Yaşar Üniversitesi İnşaat Mühendisliği Bölümü Öğretim Üyesi Doç. Dr. Jafar Safari, yürütücülüğünde gerçekleştirilen bilimsel çalışmada, bölgenin 2100 yılına kadar nasıl bir kuraklık eğilimine gireceği analiz edildi. Ortaya çıkan olası senaryolara göre; kurak ay sayısı yüzde 40 artabilir.
BÖLGEDE BULUNAN BARAJLAR KRİTİK SEVİYEDE
İzmir ve çevresinde etkisini artıran kuraklık, bölgedeki barajların kritik seviyelere gerilemesine ve bazı ilçelerde su kesintilerine neden oldu. Yaşanan su krizinin yalnızca geçici değil, iklim değişikliğiyle derinleşen uzun vadeli bir problem olduğuna dikkat çeken Doç. Dr. Safari, sürdürülebilir çözümler geliştirilmesi gerektiğini vurguladı. Yaşar Üniversitesi İnşaat Mühendisliği Bölümü Öğretim Üyesi Doç. Dr. Safari, yürütücülüğünde gerçekleştirilen bilimsel çalışmada, Ege Bölgesi'nde gelecekte yaşanabilecek kuraklık senaryoları incelendi.
CMIP6 iklim modeli verilerinin kullanıldığı çalışmada, orta (SSP2-4.5) ve yüksek (SSP5-8.5) emisyon senaryoları ele alındı. Bölgenin 2100 yılına kadar nasıl bir kuraklık eğilimine gireceği analiz edildi. Saygın bilim insanlarını bir araya getiren araştırmada Doç. Dr. Safari'ye; İstanbul Gelişim Üniversitesi'nden Dr. Mustafa Nuri, Bursa Teknik Üniversitesi'nden Doç. Dr. Babak Vaheddoost eşlik ederken, yüksek lisans öğrencisi Farzad Rotbeei ise araştırmaya katkı sağladı.
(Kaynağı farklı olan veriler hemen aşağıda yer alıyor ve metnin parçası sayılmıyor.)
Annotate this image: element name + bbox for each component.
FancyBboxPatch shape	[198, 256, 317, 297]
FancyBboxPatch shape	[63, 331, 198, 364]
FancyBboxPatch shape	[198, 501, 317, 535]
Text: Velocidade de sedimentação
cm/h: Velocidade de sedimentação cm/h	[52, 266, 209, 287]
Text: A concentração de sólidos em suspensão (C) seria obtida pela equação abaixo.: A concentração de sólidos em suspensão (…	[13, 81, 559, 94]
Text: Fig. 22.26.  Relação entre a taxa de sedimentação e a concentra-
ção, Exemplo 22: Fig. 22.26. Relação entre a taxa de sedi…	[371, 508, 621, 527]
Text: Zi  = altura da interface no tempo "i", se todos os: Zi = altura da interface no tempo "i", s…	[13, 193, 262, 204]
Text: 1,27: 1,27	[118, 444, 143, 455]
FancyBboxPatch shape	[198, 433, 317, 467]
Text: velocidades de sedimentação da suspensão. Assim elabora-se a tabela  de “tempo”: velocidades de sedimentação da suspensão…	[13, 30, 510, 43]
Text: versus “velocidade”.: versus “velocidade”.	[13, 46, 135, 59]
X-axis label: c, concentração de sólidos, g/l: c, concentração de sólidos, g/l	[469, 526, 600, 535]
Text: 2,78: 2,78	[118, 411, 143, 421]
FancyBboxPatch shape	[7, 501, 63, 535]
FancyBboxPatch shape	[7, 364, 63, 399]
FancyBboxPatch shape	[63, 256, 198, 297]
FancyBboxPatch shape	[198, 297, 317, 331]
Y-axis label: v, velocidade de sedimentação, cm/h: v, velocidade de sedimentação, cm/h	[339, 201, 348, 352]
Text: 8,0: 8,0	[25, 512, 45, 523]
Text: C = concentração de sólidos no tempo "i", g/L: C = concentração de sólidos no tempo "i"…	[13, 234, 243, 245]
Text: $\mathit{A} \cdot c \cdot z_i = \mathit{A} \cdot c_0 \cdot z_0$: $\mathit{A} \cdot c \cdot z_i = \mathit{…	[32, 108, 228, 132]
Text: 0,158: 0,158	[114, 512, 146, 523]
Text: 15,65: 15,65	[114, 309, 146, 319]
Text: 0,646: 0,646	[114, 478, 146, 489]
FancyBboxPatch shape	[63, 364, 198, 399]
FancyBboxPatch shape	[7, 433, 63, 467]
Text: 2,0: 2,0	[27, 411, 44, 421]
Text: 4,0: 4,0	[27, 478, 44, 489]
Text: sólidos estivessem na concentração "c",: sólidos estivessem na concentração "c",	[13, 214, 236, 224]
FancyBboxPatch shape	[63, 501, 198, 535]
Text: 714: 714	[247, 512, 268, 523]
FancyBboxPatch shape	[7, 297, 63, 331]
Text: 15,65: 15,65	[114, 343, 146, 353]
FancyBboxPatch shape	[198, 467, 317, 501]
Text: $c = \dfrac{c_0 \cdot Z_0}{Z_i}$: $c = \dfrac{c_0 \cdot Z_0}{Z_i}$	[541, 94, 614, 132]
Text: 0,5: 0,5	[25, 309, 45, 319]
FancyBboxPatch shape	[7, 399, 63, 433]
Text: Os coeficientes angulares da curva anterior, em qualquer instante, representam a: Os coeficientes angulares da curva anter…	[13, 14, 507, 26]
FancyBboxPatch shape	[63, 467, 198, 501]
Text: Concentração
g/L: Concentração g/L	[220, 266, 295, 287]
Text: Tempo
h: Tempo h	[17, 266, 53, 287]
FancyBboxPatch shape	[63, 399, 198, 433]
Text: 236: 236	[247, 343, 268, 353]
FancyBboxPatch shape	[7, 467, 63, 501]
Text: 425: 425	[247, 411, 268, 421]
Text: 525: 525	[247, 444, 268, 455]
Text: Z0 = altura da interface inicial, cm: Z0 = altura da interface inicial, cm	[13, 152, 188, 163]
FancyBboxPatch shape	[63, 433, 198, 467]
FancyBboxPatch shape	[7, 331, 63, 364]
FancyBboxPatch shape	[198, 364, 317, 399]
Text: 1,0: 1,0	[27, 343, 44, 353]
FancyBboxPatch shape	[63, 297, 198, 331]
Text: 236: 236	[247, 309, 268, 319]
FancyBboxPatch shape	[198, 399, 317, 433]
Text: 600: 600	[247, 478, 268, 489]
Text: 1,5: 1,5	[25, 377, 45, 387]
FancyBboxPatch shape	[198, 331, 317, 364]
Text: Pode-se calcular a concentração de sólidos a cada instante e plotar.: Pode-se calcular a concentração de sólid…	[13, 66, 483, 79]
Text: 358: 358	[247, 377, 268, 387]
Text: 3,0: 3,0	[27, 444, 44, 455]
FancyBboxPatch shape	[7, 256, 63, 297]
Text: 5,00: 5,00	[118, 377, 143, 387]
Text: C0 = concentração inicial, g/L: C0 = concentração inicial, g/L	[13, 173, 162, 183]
KURAKLIK TEHDİTİ GİDEREK BÜYÜYOR
Araştırma, 2041-2100 döneminde şiddetli ve aşırı kuraklık ayı sayısının en yüksek olduğu bölgelerin Büyük Menderes Havzası (Aydın-Denizli-Muğla hattı) ile Küçük Menderes Havzası'nın batı kesimleri (Çeşme, Seferihisar, Selçuk ve çevresi) olduğunu gösteriyor. Bu alanlarda toplam 160 ayın üzerine çıkan kuraklık değerleri dikkat çekiyor. Küçük Menderes'in doğu kesimlerinde ve Gediz Havzası'nda ise kuraklık riski devam ediyor. Orta emisyon senaryosuna göre 2070-2099 arasında kurak ay sayısında yüzde 26 artış öngörülürken, yüksek senaryoda bu oran yüzde 40'a yaklaşıyor.
Araştırmada ayrıca, aylarca sürebilen ve 15 aya kadar uzayabilen kurak dönemlerin oluşabileceği, bunun da tarımsal üretim, içme suyu temini ve ekosistem dengesi açısından ciddi tehditler doğuracağı belirtildi.
SU YÖNETİMİ POLİTİKALARI BİR AN ÖNCE HAYATA GEÇİRİLMELİ
Doç. Dr. Safari, "Bu veriler ışığında özellikle İzmir'in tarım, içme suyu ve ekosistem dengesi açısından büyük risk altında olduğunu söyleyebiliriz. İklim değişikliği, artık soyut bir kavram değil. Ege Bölgesi gibi hassas alanlar, hem sıcaklık artışı hem de buharlaşma nedeniyle çift yönlü baskı altında. Tarımsal üretim, içme suyu temini ve ekolojik denge tehlike altında. Bu çalışmamızda geleceğe dair net bir tablo ortaya koyduk: Adaptasyon ve bütüncül su yönetimi politikaları bir an önce hayata geçirilmeli" dedi.
NELER YAPILABİLİR?
Doç. Dr. Safari atılması gereken adımları şöyle sıraladı:
"- Yeraltı su kaynaklarının sürdürülebilir kullanımı için izleme ve sınırlama sistemleri geliştirilmeli.
- Tarımsal sulamada modern ve su tasarruflu teknikler yaygınlaştırılmalı.
- Şehir şebekelerindeki su kaçakları hızla önlenmeli.
- Kuraklık erken uyarı sistemleri bölgesel düzeyde kurulmalı.
- İklim projeksiyonlarına dayalı uzun vadeli su yönetim planları hazırlanmalı.
- Yenilenebilir enerji yatırımları artırılarak karbon ayak izi azaltılmalı.
- Alternatif su kaynakları devreye alınmalı; atık sular tarımda kullanılmalı, deniz suyu arıtma tesisleri kurulmalı".